Refugee Thanksgiving

As we all know, America's history is complicated, especially when it comes to its founding. While the truth of the original Thanksgiving is foggy, we do know that the Pilgrims had a complicated relationship with the Native Americans. It’s important to remember the dark parts of America’s founding, it is also important to look at how different people celebrate Thanksgiving, including refugees. 

The Milwaukee Area Refugee Consortium’s Thanksgiving is like any other, except that it’s for refugees. For them, the holiday is not one they are familiar with or one they’ve even participated in. The goal of the Consortium is to welcome refugees to Milwaukee and to the United States. Americans and refugees are all invited to share traditional Thanksgiving dishes with each other. 

Milwaukee’s Refugee Thanksgiving provides a way for Americans and refugees to spend a holiday together and connect with one another. One of the Americans, Mary Flynn, who shared Thanksgiving with refugees said, “This Thanksgiving day is for (the refugees), because they help me understand how special the United States is… that we have a lot of freedom.” She attributes this realization to her interactions with refugees on Refugee Thanksgiving. 

The Hebrew Immigrant Aid Society in Pennsylvania  also hosts an annual Refugee Thanksgiving, but they make sure to explain that their invitations extend to a wide range of individuals with Sharon Samber writing that HIAS invites, “asylees, refugees, asylum seekers, staff, board, volunteers, and local government.”

HIAS’s event includes more than the tastes and traditions of American Thanksgiving. Instead, their rendition of refugee Thanksgiving involves dishes from the United States as well as other cultures.

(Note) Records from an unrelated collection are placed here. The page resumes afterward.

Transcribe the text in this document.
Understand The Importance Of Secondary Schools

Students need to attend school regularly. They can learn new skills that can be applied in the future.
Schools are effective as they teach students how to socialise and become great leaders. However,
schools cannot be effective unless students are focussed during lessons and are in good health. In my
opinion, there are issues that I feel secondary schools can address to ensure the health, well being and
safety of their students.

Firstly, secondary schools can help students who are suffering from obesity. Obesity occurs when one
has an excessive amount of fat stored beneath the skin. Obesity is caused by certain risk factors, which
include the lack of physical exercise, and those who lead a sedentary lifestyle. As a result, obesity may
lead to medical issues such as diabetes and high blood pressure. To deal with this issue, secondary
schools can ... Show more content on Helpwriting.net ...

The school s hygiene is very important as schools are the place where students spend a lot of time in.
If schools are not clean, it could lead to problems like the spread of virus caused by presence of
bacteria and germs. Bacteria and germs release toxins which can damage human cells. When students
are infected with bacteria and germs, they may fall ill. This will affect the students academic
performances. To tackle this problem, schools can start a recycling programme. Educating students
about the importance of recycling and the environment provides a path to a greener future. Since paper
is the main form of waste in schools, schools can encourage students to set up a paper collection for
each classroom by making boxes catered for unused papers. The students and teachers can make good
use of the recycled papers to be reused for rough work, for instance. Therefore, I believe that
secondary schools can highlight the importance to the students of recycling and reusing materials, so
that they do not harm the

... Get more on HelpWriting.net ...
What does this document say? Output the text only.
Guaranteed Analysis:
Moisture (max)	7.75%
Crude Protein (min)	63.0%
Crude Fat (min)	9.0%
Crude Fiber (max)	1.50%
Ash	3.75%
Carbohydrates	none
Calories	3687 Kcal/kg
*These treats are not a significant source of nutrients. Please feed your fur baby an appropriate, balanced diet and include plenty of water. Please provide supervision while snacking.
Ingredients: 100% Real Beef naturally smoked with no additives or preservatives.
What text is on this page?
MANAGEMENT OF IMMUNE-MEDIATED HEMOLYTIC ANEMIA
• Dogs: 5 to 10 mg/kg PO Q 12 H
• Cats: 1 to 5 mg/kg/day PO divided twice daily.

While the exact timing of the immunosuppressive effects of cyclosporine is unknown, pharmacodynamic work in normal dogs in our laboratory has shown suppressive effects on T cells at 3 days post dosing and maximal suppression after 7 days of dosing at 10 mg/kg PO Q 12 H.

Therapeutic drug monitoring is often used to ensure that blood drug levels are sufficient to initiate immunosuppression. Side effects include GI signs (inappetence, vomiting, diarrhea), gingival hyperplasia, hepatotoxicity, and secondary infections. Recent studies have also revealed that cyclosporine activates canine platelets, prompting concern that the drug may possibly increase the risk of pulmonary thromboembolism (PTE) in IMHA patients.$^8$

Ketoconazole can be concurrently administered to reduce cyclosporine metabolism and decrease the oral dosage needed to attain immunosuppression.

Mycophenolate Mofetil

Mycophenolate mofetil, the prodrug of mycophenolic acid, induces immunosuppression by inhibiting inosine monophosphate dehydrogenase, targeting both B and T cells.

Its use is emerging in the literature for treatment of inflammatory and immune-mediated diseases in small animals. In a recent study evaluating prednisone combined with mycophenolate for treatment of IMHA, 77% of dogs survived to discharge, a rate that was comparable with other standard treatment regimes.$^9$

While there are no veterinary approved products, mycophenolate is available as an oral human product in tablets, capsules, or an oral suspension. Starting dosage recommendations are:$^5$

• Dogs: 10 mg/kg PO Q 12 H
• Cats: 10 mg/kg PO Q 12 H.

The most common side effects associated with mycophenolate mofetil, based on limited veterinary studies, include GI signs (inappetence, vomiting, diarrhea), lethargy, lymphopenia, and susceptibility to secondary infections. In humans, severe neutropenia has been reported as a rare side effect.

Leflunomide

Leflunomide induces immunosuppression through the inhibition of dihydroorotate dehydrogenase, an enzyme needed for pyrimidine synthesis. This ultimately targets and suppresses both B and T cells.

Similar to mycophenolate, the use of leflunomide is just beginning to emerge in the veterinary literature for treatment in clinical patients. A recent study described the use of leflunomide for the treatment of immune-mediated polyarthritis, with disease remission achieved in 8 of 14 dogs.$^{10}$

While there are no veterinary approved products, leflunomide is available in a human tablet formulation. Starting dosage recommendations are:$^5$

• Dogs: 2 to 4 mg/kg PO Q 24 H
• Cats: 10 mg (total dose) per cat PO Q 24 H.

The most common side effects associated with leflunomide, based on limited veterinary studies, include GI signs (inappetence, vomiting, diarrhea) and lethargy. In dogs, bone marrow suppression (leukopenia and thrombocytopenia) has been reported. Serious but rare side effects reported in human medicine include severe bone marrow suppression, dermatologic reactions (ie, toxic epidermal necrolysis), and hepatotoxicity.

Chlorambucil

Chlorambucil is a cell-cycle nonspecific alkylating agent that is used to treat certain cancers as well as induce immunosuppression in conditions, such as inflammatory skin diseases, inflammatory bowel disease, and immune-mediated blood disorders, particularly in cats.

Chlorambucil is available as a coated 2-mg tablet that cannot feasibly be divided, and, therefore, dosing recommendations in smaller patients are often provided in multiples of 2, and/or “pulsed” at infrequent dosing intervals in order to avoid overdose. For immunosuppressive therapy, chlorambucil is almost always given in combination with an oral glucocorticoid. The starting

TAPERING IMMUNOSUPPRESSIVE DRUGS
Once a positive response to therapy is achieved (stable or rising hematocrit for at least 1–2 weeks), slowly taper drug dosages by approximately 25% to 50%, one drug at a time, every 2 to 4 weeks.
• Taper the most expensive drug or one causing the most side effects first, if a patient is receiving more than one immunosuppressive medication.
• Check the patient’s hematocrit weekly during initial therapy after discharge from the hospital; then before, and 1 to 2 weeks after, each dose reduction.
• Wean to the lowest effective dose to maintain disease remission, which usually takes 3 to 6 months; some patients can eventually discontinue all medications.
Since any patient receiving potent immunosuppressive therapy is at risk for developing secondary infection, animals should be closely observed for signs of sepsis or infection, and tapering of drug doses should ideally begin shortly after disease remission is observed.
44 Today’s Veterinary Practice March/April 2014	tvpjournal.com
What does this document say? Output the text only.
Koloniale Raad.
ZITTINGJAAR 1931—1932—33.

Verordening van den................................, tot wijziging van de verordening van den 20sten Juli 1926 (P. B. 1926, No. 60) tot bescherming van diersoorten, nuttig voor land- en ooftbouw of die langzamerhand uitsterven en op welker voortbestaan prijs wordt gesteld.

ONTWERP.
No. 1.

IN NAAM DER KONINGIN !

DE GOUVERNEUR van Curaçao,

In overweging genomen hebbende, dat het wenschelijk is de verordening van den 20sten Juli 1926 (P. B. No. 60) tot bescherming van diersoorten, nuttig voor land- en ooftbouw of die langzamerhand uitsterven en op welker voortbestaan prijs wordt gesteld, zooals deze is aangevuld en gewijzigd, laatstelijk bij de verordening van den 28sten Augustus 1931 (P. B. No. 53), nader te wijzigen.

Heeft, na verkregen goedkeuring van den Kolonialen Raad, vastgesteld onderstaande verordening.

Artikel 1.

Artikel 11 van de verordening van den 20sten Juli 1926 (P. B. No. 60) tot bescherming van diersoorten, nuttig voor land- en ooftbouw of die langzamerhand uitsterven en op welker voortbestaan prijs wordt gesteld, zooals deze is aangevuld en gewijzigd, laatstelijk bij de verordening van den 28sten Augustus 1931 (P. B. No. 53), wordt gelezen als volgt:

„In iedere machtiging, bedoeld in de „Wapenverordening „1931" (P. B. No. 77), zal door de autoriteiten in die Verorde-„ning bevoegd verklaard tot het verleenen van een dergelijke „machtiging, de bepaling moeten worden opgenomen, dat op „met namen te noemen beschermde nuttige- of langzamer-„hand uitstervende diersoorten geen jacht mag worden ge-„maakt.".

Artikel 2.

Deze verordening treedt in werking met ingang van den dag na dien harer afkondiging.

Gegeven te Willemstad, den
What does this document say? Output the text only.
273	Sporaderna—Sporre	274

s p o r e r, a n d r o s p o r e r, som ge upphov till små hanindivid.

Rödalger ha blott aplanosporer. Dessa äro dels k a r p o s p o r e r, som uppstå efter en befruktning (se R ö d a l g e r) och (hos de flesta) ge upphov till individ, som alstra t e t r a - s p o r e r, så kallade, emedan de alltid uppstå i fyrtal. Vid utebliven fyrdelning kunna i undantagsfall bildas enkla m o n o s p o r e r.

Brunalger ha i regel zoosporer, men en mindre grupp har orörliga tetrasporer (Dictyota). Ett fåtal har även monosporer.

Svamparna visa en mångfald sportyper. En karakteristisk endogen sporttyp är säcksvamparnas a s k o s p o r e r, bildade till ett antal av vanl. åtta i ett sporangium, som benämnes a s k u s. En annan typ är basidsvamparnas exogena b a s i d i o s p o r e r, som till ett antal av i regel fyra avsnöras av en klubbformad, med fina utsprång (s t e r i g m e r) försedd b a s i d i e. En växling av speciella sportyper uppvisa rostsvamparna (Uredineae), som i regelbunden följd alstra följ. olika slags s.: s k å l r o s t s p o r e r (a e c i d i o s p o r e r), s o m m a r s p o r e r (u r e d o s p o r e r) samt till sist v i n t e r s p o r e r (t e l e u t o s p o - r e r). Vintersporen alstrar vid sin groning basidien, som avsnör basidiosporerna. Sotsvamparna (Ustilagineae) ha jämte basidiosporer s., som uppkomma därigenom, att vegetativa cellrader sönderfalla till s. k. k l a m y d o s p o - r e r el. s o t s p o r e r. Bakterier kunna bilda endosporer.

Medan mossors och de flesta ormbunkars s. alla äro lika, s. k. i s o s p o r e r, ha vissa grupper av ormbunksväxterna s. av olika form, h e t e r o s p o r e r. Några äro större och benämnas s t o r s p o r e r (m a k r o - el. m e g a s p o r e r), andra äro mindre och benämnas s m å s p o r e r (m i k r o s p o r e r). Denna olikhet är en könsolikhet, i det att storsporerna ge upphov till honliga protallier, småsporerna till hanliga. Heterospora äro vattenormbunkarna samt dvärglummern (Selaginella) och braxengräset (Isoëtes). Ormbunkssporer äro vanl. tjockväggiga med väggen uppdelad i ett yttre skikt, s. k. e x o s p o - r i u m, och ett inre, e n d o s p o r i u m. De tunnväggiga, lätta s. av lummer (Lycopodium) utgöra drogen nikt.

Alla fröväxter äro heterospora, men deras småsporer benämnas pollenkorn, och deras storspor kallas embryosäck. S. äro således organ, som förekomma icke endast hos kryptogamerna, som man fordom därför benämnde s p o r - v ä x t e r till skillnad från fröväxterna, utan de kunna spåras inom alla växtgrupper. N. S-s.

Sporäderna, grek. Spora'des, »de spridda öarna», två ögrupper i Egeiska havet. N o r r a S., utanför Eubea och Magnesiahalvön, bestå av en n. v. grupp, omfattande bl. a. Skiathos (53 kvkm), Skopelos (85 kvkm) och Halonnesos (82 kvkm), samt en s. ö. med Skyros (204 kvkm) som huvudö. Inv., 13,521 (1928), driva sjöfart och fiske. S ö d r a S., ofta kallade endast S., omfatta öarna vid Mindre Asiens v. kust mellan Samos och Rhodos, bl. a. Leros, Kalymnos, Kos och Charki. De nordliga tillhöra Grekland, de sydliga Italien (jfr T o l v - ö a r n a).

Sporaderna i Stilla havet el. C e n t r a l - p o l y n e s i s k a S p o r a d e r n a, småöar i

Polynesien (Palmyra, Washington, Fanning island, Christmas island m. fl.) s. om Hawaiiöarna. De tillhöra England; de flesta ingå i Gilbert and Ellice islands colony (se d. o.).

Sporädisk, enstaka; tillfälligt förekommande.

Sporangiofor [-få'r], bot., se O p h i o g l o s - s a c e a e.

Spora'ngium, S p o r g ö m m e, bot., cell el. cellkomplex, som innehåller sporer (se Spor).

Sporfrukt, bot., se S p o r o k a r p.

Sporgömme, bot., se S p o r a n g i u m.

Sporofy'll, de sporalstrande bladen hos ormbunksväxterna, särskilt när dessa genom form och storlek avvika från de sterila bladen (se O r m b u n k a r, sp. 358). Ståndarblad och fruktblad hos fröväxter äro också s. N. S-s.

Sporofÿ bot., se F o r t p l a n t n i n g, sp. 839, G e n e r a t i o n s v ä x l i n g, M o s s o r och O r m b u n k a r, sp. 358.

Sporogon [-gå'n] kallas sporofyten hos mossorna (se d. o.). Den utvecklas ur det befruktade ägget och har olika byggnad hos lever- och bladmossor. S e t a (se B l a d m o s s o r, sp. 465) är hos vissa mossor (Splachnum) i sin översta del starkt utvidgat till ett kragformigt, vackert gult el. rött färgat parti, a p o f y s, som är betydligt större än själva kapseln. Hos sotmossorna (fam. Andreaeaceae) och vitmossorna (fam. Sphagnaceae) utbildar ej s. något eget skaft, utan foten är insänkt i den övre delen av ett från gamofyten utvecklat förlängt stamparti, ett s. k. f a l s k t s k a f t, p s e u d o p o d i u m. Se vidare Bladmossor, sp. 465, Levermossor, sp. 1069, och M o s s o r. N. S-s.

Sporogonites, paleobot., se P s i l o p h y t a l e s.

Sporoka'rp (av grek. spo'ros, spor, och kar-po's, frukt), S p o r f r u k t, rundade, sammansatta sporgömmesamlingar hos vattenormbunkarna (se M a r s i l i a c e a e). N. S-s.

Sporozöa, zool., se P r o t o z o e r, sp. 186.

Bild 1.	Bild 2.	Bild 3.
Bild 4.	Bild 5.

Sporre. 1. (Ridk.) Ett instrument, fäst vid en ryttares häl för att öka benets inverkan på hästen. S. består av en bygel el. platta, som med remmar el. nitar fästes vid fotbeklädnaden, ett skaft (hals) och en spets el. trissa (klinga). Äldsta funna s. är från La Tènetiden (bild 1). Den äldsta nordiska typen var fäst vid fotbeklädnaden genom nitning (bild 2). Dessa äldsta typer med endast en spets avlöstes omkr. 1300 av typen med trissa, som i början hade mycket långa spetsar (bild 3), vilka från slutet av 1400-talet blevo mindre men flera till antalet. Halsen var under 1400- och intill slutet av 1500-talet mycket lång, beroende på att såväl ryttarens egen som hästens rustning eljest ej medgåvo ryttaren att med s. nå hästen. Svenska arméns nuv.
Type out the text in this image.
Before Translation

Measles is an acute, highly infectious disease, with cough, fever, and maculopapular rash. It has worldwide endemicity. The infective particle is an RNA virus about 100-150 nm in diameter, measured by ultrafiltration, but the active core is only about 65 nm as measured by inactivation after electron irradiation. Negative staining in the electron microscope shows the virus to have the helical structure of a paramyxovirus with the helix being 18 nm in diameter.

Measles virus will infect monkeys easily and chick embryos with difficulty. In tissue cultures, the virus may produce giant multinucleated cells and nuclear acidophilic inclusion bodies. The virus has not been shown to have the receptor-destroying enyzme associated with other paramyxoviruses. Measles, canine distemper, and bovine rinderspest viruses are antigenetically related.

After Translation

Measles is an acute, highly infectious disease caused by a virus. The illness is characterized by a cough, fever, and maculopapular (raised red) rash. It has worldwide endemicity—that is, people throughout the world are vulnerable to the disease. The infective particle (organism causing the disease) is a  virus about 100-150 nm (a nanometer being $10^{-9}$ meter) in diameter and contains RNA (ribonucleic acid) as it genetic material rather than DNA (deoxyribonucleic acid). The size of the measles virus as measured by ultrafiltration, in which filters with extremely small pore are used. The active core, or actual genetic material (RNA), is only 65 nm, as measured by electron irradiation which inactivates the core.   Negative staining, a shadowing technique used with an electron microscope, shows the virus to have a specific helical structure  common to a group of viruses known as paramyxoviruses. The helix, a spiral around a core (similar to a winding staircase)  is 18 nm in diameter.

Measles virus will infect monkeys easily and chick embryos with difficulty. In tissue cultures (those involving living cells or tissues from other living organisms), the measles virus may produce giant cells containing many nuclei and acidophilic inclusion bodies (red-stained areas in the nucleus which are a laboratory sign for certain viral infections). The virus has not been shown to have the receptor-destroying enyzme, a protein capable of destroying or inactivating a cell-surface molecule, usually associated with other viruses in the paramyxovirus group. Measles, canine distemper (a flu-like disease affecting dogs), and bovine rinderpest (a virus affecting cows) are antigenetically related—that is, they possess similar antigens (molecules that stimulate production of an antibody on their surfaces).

In addition, the holiday celebrates art through dance, music, and art. 

Refugee Thanksgiving is celebrated across the United States. Do a quick search to find where a Refugee Thanksgiving is being held near you. Many of the events have volunteer opportunities or welcome members of the community to celebrate alongside a diverse group of people.

Thanksgiving is about being grateful, but it is also about thinking of and accepting those who are different from you, whether it be because they are refugees or simply different from you. Put yourself in other people's shoes and try to do what you can to make a difference in the lives of others at the local level.